I’m back on his level, though unsteady. “I let the machine maintain itself, Arnie.”
“Okay,” Arnie says. “Probably smart.” He’s possibly thinking about his cosmetic work in contrast to peakèd me. New grille. New bumpers. In my view, though, Arnie looks like somebody who used to be Arnie Urquhart. Age and change have left him squirrelly, and unpredictable — to himself. This is what I witness.
I come to stand beside my Sonata’s front headlamp. I’m Christmas cold. Arnie’s blocking my path back inside now — unless I want to go around and crawl in the passenger door. I’d like to get in and crank up the heat. But I don’t want to seem to want to leave. Arnie — wax-works weirdness and all — is still a man who’s lost his house, endured an insult I haven’t. He’s deserving of a little slack being cut. Our sympathies are most required when they seem least due.
Fog’s retreated toward the water’s edge, as if the tide change has created a vacuum. A tangy fish stink is all around. I look up through the blue-white mist and can see another Air-Tran jet spiriting upward. I’ve heard it but haven’t registered.
“I need to act quick, I guess,” Arnie says, back to his house and the charade that I’m here for real reasons. “That’s the way, isn’t it?”
“Sometimes,” I say, finding the warm hood surface with my hand.
“Fish business is the same. ‘Let it sit, you might as well quit.

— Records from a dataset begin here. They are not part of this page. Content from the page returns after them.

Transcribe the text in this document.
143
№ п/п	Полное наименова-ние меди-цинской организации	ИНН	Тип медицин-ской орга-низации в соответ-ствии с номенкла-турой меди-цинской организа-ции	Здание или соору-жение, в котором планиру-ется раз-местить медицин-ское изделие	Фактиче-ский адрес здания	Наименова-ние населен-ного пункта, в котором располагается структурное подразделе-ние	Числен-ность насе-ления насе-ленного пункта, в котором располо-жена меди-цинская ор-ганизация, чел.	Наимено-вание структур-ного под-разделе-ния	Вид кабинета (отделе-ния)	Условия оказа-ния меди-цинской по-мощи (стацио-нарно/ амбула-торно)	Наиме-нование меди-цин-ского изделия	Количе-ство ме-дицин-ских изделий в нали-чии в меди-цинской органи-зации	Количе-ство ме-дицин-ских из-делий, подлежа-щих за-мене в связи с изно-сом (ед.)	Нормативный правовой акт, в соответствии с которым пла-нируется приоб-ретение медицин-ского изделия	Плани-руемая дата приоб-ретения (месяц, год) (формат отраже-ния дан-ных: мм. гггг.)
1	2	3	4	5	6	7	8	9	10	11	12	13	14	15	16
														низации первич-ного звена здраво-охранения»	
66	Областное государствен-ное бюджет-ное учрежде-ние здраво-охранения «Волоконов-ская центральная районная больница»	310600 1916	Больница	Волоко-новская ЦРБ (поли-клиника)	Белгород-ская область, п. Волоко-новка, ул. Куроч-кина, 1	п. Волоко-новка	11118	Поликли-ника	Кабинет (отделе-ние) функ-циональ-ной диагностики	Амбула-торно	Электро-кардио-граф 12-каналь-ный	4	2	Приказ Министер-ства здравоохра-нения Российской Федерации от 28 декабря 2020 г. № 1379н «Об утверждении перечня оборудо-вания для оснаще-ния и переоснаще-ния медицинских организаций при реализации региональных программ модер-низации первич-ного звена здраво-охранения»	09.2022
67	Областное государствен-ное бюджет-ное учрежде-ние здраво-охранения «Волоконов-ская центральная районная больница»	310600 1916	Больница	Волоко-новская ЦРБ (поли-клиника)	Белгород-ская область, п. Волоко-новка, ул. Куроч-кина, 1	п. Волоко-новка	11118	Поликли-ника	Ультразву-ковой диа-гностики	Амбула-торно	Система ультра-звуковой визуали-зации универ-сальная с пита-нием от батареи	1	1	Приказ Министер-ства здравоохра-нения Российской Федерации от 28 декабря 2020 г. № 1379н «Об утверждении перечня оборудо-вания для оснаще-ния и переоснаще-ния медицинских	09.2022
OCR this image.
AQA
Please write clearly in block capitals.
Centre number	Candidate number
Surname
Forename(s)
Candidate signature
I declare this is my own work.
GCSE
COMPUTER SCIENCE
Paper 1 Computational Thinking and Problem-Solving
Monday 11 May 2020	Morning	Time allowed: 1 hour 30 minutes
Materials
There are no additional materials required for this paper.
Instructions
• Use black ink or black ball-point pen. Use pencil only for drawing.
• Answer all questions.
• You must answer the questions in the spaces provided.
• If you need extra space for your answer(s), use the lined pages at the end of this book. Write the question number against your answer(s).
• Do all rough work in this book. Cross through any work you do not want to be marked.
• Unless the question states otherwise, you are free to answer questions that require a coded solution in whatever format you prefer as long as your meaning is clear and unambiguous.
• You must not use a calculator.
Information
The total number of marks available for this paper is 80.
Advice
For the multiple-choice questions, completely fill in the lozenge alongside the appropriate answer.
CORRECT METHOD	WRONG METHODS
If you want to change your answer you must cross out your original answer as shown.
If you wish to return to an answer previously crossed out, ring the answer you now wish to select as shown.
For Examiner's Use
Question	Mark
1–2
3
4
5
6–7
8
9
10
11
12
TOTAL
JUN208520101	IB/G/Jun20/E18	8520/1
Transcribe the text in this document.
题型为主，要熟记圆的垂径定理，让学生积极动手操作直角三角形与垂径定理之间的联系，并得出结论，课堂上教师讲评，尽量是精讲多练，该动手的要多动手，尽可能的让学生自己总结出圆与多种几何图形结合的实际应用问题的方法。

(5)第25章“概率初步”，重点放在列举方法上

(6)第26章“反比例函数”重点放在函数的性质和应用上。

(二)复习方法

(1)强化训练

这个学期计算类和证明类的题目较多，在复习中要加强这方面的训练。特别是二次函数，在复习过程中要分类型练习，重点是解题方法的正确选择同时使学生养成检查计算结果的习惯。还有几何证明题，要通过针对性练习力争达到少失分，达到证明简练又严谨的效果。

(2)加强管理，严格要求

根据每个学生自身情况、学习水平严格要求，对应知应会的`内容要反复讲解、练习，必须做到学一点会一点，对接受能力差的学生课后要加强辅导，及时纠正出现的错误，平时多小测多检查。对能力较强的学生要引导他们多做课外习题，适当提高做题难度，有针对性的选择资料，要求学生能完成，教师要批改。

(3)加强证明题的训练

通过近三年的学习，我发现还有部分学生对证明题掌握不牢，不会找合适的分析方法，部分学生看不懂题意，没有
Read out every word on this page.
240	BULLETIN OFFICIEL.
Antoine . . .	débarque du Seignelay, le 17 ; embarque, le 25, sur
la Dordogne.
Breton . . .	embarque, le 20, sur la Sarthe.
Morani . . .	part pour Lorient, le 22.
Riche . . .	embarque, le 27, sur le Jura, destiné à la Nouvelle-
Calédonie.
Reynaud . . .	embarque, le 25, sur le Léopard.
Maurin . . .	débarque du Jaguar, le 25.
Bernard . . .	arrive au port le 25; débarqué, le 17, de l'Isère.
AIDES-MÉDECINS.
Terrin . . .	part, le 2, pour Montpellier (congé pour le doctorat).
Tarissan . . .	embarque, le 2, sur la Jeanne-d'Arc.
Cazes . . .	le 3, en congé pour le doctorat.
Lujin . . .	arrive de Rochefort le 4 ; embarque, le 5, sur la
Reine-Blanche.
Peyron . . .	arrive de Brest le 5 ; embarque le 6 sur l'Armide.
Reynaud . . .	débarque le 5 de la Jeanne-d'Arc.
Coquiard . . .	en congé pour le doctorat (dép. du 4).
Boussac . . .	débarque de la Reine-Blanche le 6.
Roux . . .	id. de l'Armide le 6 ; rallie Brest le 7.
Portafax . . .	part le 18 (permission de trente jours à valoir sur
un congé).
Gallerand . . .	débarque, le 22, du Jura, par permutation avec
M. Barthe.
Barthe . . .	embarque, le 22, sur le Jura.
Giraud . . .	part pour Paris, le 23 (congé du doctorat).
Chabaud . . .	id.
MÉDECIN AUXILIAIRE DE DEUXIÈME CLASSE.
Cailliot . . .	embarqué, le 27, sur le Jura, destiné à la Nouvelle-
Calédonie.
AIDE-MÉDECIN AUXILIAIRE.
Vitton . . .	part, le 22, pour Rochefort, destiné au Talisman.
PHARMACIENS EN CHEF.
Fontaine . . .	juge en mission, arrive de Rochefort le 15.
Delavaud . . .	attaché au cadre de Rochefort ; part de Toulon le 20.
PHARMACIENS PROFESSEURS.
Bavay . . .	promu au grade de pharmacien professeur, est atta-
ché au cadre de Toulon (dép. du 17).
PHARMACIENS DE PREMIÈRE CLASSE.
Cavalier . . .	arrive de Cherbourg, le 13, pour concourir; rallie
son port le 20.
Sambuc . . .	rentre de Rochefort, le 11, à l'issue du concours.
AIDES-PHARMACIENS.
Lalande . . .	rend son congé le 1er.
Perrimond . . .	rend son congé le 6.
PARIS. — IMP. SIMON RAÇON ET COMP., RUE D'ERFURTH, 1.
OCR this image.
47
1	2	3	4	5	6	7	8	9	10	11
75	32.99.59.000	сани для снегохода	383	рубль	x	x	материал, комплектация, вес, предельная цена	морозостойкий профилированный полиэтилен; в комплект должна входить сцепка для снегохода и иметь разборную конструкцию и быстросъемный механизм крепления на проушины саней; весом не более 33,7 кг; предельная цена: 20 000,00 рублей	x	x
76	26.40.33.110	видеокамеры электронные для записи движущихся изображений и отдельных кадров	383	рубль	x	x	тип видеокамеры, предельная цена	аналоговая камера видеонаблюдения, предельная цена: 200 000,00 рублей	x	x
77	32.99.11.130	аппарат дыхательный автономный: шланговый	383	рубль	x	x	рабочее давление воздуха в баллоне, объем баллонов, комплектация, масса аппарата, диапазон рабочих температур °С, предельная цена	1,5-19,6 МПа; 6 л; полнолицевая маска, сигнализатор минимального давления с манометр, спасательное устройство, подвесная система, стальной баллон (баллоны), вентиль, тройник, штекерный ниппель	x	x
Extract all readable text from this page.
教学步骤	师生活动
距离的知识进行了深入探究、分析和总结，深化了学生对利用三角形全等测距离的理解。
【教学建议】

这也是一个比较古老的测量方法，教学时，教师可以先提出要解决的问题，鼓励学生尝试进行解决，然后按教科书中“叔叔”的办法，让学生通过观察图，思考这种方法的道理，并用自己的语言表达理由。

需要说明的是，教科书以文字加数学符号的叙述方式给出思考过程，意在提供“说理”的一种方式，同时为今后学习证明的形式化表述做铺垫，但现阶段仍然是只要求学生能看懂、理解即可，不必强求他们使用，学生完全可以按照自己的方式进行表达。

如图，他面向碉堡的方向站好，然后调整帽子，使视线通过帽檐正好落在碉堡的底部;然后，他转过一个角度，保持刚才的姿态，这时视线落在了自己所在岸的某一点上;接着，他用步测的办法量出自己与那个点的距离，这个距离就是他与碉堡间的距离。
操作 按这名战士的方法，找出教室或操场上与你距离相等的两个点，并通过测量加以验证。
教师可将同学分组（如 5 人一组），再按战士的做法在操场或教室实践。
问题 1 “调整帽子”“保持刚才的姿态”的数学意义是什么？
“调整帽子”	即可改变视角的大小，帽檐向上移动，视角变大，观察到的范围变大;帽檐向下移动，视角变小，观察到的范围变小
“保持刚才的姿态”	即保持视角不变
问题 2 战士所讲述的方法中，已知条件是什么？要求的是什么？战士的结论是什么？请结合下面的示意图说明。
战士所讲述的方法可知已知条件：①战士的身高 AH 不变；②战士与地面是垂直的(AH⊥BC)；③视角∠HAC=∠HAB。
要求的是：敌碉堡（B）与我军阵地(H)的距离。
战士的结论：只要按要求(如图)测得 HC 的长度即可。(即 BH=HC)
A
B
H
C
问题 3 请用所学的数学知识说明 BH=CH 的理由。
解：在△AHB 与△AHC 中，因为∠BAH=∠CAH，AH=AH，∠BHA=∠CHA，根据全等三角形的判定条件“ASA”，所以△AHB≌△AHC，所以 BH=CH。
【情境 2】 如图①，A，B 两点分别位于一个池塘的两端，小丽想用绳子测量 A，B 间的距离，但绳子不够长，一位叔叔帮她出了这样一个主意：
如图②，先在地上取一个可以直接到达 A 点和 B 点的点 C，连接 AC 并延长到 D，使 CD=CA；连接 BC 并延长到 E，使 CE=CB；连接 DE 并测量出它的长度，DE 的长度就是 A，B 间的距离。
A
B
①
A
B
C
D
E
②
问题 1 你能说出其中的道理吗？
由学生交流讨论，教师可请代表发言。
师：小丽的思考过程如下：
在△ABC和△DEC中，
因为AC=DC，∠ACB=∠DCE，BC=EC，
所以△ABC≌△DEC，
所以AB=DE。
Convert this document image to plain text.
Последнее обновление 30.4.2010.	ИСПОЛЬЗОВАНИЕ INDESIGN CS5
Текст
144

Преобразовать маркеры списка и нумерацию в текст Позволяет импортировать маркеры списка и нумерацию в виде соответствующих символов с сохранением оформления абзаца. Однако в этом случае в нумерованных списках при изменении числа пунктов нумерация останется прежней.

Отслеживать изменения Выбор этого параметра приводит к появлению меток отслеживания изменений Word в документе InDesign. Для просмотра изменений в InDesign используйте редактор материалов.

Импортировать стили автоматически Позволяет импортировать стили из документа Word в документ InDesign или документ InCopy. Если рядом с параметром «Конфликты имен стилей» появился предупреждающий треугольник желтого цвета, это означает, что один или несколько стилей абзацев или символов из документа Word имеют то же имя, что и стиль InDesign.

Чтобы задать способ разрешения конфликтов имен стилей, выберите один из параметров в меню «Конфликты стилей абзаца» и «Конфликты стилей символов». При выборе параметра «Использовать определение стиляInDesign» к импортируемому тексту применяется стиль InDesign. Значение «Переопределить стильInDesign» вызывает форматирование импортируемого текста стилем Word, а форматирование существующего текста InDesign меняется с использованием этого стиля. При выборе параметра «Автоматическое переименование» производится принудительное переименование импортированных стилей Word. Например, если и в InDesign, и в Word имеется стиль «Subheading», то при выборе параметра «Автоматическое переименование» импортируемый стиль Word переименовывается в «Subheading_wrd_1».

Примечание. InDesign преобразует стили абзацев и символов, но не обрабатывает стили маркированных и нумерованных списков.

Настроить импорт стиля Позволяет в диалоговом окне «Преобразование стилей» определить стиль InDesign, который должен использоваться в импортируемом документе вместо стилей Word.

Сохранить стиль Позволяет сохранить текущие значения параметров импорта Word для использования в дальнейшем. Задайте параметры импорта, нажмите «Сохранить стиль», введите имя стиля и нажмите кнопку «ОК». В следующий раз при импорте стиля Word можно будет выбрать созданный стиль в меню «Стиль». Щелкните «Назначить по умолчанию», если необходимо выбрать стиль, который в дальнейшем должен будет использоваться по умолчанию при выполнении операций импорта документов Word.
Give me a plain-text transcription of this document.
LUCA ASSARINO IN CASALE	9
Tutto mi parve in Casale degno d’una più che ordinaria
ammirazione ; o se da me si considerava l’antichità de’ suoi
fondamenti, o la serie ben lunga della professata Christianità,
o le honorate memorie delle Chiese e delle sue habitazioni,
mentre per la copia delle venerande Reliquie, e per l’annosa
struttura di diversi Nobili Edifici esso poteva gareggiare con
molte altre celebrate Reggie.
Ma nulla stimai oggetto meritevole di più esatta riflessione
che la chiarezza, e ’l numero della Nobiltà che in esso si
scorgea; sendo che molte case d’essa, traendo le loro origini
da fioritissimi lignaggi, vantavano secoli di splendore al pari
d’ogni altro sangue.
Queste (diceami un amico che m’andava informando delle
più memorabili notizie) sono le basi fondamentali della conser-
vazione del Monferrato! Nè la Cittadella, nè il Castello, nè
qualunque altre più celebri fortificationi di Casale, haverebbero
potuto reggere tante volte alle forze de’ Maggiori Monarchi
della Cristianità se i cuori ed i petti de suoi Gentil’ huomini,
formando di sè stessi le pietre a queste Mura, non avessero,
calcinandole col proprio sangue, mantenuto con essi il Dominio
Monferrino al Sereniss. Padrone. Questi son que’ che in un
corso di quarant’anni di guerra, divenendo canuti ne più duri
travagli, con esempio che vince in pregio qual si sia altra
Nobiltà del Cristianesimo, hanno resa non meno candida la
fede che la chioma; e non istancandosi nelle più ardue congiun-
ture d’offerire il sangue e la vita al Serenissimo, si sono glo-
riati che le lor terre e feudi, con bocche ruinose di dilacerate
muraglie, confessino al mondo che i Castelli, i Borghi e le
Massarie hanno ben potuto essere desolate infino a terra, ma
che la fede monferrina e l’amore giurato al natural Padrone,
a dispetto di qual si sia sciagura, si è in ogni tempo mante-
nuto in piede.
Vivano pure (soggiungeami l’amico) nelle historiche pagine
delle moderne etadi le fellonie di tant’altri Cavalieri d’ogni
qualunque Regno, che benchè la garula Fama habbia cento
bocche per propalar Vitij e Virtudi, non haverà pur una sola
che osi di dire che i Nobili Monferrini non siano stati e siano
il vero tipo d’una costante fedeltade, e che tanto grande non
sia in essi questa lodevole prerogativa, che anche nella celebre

Then you’re in the shit.’”
I smile, as if that idea sized up all of life. “It’s better than ‘hurry up and wait.’”
“That’s the old man’s mantra.” Arnie sniffs, looks down at his own spoiled shoes.
At this small distance of five feet, not looking at him, but letting my eyes roam anywhere but into contact with his, Arnie (in my fervid mind) has magically become not himself, but another boy I also went to Michigan with — Tapper Spitz. I used to bump into Tap in the strangest of places over the years. The Mayo Clinic urology waiting room. The Philadelphia airport cell-phone lot. On the sidewalk outside the My Office bar on Twenty-First and Madison. Tap was likewise a Wolverine puckster. He and Arnie probably knew each other. What did the poet tell us? “All memory resolves itself in gaze.” It’s much easier at this stressed, empty moment to imagine I’m out here with ole Tapper than that I’m out here with ole Arn. I happen to know Tapman L. Spitz died doing the thing he loved best — para-skiing down the Eiger on his sixty-fifth birthday. RIP ole Tapper.